Percuté par la crise de la Covid-19 et transformé par une réforme structurelle, l’apprentissage vit un moment paradoxal. Massivement soutenu par le plan de relance et ouvert à la concurrence par la loi « Avenir professionnel », le système enregistre en 2020 une nouvelle année record avec plus de 500 000 contrats signés. Dans le même temps, sa trajectoire financière fragilisée impose des arbitrages attendus à l’issue des concertations entre les partenaires sociaux et le gouvernement. C’est dans ce contexte que Centre Inffo organise le 8 juillet prochain un événement réunissant les acteurs de l’apprentissage, CFA, Opco, France compétences et représentants du ministère du Travail. Au-delà d’un premier bilan sur le déploiement de la réforme et les perspectives de régulation financière, seront décryptées les grandes transformations à l’œuvre au sein des CFA.

Le nouveau visage des CFA

Il aura fallu deux ans aux CFA pour entrer de plein pied dans le nouveau système d’apprentissage né de la loi « Avenir professionnel » et en mesurer l’impact sur leurs pratiques. Pour Fouzi Fethi, responsable du Pôle droit et politiques de formation à Centre Inffo, la réforme touche à l’identité même des CFA. « Le CFA est à la fois un opérateur économique et un établissement d’enseignement chargé d’une mission d’intérêt général. Il doit donc répondre à des obligations juridiques spécifiques et, dans le même temps, à une logique de marché ». Depuis la libéralisation du marché de l’apprentissage, la frontière entre les organismes de formation et les CFA devient plus floue. Les CFA doivent désormais maîtriser les termes de la convention de formation signée avec l’entreprise, du bilan pédagogique et financier (BPF) ou encore intégrer les notions de reste à charge.
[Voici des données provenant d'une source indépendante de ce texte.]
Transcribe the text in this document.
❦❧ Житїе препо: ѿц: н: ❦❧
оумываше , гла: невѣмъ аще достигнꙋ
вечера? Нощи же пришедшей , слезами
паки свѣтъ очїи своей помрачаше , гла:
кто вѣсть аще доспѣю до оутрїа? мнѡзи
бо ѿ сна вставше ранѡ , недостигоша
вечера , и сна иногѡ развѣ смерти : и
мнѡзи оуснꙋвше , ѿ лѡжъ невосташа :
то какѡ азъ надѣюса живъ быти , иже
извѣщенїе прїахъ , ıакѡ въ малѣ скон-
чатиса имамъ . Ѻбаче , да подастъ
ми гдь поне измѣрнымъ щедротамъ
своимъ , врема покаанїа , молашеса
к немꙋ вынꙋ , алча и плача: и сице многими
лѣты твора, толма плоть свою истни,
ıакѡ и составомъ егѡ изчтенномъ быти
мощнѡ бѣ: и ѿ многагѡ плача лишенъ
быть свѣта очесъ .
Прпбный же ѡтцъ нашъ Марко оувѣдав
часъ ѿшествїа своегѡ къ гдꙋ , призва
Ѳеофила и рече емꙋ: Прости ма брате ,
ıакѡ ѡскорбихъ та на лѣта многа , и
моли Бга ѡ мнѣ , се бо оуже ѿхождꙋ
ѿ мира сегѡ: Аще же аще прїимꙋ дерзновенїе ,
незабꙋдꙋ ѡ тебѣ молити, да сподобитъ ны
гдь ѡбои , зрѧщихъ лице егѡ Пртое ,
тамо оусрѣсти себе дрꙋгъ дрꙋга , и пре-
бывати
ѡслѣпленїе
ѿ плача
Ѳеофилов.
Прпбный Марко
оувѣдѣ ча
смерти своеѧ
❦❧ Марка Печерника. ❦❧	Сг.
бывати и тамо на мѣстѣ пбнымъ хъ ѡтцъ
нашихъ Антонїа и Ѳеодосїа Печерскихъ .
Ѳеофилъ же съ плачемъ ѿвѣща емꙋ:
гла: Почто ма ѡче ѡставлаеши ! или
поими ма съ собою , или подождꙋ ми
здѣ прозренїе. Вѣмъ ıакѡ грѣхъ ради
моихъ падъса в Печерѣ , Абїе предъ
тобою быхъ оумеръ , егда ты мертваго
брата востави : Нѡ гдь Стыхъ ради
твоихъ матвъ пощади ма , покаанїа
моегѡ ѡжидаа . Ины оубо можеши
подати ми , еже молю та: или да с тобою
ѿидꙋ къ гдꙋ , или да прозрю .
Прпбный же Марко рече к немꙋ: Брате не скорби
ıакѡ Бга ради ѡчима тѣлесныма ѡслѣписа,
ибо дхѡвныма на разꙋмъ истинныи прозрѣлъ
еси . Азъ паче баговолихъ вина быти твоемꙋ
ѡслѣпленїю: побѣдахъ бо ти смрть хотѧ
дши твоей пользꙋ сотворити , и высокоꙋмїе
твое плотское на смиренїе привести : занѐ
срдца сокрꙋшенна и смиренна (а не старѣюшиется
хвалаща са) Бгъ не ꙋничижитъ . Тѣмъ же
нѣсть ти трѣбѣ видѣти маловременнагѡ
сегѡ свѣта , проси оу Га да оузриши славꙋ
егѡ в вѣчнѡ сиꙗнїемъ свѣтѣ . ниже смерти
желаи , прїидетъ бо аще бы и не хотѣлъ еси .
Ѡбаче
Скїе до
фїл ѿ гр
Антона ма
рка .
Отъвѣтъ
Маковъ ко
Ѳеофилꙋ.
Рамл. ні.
Le 8 juillet, Centre Inffo rappellera ainsi les enjeux juridiques de contractualisation entre le CFA et l’entreprise.

De nouvelles relations à construire avec l’écosystème

Autre changement marquant né de la réforme, les CFA doivent désormais adresser une facture aux opérateurs de compétences, devenus « tiers payant » des niveaux de prise en charge. Cet exercice nouveau est parfois source de confusion. « Certains CFA considèrent à tort les Opco comme leurs clients », note Fouzi Fethi. Cette nouvelle relation peut créer de la confusion. Invités le 8 juillet, l’Opco Mobilités et l’Afdas répondront aux interrogations. S’ajoutent aux problématiques liées aux termes de la facturation, celles de la conformité des contrats et de la gestion des contrats orphelins. Conscients de l’importance d’accompagner les CFA, les onze Opco ont mis en place un comité technique avec les principales têtes de réseau. Ensemble, ils ont travaillé sur un glossaire commun à paraître prochainement.

De la convergence des niveaux de prise en charge

Enfin, des échéances importantes attendent les CFA. « Avant le 15 juillet, ils devront avoir communiqué à France compétences les éléments de leur comptabilité analytique afin que le régulateur puisse évaluer les coûts de revient des différents diplômes », rappelle Fouzi Fethi. Là aussi, beaucoup de questions se posent autour de la méthodologie utilisée et des recommandations sur les niveaux de prise en change qu’émettra l’instance de régulation aux branches professionnelles. Un travail de convergence prévue par la réforme mais qui interviendra dans un contexte particulier.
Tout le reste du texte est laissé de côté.